Thursday, 29 March 2012

Musings on SY1:5

This is a cross-posting from a Kabbalah yahoo group where I asked about meditation advice for Sefer Yetzirah (Book of Creation), Chapter 1, Verse 5 (SY1:5). Here is the translation from Rabbi Kaplan's book:
Ten Sefirot of Nothingness:
Their measure is ten
which have no end
A depth of beginning
A depth of end
A depth of good
A depth of evil
A depth of above
A depth of below
A depth of east
A depth of west
A depth of north
A depth of South
The singular Master
God faithful King
dominates over them all 
from His holy dwelling
until eternity of eternities

Here is an extract from Rabbi Kaplan's advice on how to meditate on this verse: Pp. 48
"The initiate here is given an allegory through which he or she can perceive his or her path to Infinite Being. The allegory consists of any of the directions. Thus, for example, 'up' has no end. One can continue to travel in an upward direction, but can never actually reach 'up.' The same is true when one travels 'up' spiritually.....
The first exercise is to depict the 'depth of beginning.' Attempt to picture an infinity of time in the past. Let the mind travel back to a minute ago, an hour ago, a day ago, a year ago, continuing until you reach a level where you are trying to imagine an infinity ago. Then do the same with regard to the future. The next exercise involves trying to imagine infinite good and infinite evil. The limits are pure ideas, which cannot be verbalized. Finally, one must imagine the limits of the spacial dimensions. One must perceive the height of the sky and beyond the sky, the depth of the earth and beyond the earth. In this manner, one gradually trains the mind to depict the infinite. Since the Sefirot themselves are also infinite, this exercise can help one attain communion with the Sefirot."
For the past couple of months a friend and I have been studying and meditating on the verses of Chapter 1 of Sefer Yetzirah. One idea that my study partner and I have speculated on with regards to experiencing various depths (directions) mentioned in SY1:5 is that they are a way for the practitioner to orient him/her self in exploring spiritual worlds.

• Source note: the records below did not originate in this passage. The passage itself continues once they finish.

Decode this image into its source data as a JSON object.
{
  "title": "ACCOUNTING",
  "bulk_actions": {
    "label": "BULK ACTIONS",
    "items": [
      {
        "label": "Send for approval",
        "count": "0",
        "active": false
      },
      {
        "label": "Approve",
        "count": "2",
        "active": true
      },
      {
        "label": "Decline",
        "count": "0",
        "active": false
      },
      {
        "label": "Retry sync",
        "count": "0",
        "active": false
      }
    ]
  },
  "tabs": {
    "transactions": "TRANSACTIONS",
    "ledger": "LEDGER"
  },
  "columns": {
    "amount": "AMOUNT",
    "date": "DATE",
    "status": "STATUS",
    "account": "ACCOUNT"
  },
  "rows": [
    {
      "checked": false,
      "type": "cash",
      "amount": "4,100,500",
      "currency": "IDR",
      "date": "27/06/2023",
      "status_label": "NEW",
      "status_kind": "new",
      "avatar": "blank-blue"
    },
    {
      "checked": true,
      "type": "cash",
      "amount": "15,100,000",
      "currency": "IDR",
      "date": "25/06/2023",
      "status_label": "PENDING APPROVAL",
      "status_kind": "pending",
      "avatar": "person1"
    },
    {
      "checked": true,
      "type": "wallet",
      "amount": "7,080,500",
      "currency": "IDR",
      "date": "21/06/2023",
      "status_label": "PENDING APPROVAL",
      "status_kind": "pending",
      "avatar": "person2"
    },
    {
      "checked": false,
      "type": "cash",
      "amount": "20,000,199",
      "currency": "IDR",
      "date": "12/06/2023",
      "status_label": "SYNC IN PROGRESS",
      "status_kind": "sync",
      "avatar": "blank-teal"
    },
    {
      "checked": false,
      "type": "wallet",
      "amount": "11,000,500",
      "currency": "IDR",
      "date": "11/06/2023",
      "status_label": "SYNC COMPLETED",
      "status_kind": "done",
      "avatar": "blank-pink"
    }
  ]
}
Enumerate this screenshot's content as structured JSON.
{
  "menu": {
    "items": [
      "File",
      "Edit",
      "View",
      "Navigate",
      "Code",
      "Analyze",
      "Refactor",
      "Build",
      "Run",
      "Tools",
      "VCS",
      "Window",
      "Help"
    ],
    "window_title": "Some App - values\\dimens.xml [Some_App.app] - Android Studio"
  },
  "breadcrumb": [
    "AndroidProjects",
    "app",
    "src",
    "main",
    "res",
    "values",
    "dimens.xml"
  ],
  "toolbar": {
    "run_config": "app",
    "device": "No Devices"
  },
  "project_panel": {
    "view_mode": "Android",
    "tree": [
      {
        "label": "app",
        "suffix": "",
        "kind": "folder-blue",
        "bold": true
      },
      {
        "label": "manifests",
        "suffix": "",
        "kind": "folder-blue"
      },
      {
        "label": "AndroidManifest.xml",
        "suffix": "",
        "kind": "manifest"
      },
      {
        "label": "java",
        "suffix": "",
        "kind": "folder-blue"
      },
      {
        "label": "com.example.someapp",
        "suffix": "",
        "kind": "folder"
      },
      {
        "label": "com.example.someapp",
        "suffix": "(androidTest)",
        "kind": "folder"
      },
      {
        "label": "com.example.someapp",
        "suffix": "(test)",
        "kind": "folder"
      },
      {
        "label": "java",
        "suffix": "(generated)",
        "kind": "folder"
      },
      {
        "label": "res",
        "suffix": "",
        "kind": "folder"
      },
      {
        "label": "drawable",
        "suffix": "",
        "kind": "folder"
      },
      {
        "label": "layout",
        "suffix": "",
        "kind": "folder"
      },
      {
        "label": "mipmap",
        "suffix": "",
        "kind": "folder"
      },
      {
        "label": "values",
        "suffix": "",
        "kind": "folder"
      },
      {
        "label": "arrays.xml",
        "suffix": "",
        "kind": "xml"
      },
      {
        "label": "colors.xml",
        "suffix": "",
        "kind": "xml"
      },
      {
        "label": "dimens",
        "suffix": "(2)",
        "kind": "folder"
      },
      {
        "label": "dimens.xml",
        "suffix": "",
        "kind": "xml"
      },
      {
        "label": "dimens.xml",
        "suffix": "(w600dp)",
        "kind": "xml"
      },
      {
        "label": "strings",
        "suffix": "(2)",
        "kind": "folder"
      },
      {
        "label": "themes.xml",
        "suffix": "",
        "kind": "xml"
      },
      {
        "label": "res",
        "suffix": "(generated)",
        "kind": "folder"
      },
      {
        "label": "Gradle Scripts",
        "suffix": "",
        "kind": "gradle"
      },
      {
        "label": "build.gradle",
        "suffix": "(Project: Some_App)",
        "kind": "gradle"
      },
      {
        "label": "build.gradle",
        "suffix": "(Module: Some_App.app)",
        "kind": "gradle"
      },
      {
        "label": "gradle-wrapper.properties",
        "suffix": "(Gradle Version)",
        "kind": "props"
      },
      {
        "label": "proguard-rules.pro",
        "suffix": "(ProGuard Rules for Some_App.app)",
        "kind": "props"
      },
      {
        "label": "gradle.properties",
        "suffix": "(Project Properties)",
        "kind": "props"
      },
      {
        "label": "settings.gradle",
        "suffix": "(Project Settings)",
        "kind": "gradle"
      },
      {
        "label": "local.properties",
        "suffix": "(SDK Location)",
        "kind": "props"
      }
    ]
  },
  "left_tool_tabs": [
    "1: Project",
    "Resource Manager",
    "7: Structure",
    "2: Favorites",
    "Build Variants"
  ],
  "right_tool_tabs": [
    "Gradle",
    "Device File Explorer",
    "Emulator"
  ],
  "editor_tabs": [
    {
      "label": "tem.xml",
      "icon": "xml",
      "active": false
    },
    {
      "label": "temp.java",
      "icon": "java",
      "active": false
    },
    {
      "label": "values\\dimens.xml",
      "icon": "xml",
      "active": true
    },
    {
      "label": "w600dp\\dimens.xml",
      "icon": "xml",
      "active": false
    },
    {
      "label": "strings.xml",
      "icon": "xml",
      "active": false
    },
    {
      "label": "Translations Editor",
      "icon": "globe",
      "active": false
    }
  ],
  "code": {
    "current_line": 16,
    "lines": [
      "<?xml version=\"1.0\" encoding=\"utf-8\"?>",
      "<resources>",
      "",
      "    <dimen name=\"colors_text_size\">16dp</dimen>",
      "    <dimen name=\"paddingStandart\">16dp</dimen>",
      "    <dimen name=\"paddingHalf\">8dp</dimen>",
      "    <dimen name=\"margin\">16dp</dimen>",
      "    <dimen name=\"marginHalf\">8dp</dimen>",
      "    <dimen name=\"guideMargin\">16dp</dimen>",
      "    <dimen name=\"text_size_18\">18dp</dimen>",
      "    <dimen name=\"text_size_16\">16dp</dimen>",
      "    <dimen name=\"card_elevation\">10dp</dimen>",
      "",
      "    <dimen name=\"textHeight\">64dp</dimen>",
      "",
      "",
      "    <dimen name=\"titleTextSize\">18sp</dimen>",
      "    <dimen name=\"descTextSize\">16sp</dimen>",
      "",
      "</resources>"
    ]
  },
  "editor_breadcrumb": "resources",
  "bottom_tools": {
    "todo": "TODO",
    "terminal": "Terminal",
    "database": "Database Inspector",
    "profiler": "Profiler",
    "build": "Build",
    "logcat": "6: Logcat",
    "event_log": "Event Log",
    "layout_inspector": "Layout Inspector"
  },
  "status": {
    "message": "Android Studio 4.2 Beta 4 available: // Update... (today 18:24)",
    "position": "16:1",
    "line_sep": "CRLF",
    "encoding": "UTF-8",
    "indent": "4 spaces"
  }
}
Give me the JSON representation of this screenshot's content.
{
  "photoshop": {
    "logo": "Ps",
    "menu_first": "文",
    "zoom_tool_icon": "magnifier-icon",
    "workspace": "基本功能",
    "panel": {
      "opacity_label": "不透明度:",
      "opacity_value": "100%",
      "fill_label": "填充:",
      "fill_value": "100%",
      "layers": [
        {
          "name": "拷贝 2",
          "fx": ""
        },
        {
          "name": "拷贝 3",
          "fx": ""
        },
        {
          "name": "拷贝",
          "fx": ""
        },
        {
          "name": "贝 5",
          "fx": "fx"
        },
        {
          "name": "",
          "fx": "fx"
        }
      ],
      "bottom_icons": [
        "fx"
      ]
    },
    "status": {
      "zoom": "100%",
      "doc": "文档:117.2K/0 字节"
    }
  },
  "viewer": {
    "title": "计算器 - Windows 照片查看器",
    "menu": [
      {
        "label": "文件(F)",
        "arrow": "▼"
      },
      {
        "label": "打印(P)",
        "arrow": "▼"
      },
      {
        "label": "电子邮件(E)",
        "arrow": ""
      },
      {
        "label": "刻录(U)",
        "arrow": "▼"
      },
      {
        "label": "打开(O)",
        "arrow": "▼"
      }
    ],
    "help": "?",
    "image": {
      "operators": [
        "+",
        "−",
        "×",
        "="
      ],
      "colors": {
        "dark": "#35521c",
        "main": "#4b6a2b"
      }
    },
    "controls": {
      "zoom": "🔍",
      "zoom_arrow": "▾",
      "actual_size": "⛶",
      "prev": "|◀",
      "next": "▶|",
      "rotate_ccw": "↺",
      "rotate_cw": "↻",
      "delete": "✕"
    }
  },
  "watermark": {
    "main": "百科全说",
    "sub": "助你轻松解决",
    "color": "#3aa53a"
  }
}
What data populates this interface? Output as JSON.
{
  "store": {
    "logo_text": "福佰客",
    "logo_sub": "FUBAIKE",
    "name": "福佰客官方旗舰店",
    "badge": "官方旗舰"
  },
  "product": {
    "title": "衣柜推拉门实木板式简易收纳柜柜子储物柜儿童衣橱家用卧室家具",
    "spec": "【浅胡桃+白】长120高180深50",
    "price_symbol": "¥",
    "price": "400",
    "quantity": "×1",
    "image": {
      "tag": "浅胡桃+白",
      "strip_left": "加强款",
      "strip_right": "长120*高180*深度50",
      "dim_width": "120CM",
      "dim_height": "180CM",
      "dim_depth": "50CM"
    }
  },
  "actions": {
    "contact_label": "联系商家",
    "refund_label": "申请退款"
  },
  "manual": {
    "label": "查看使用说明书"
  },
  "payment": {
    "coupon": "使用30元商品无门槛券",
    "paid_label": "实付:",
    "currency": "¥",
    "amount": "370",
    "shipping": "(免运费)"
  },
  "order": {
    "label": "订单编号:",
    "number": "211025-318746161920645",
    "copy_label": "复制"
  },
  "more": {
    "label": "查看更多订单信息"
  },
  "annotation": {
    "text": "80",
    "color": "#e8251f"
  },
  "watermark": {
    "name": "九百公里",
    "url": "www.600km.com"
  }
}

When doing meditation to alter states of consciousness, the same sense of direction that we use to navigate in the World of Action (Asiyah) - both in terms of North, South, East, West, Up, Down, Good and Evil - might be different in the World of Formation (Yetzirah). By meditating and exploring the depths of these directions in Asiyah, the meditator would recognize and be able to orient themselves when moving through inner spiritual realities.

As I said above, this is just an idea that we're exploring. I believe that Rabbi Aryeh Kaplan states that by meditating on these depths that the practitioner begins to recognize the inner Sefirot-it nature of things that we see and experience in the world around us. Pp.49:
"...In this manner, one gradually trains the mind to depict the infinite. Since the Sefirot themselves are also infinite, this exercise can help one attain communion with the Sefirot. The individual can then learn to climb the Tree of the Sefirot, and eventually approach the loftiest spiritual heights. This is accomplished through these depths. It is written, "A song of steps, from the depths I call You O God" (Psalm 130:1). One calls out to God by meditating on the depths, and then one can ascend through a series of steps. The psalm is therefore called a "song of steps"..." 
When I read this the question that came to mind is: how do you know where you are during one's ascent of the Tree of Sefirot? To which my guess of an answer is: by recognizing which depth you are experiencing.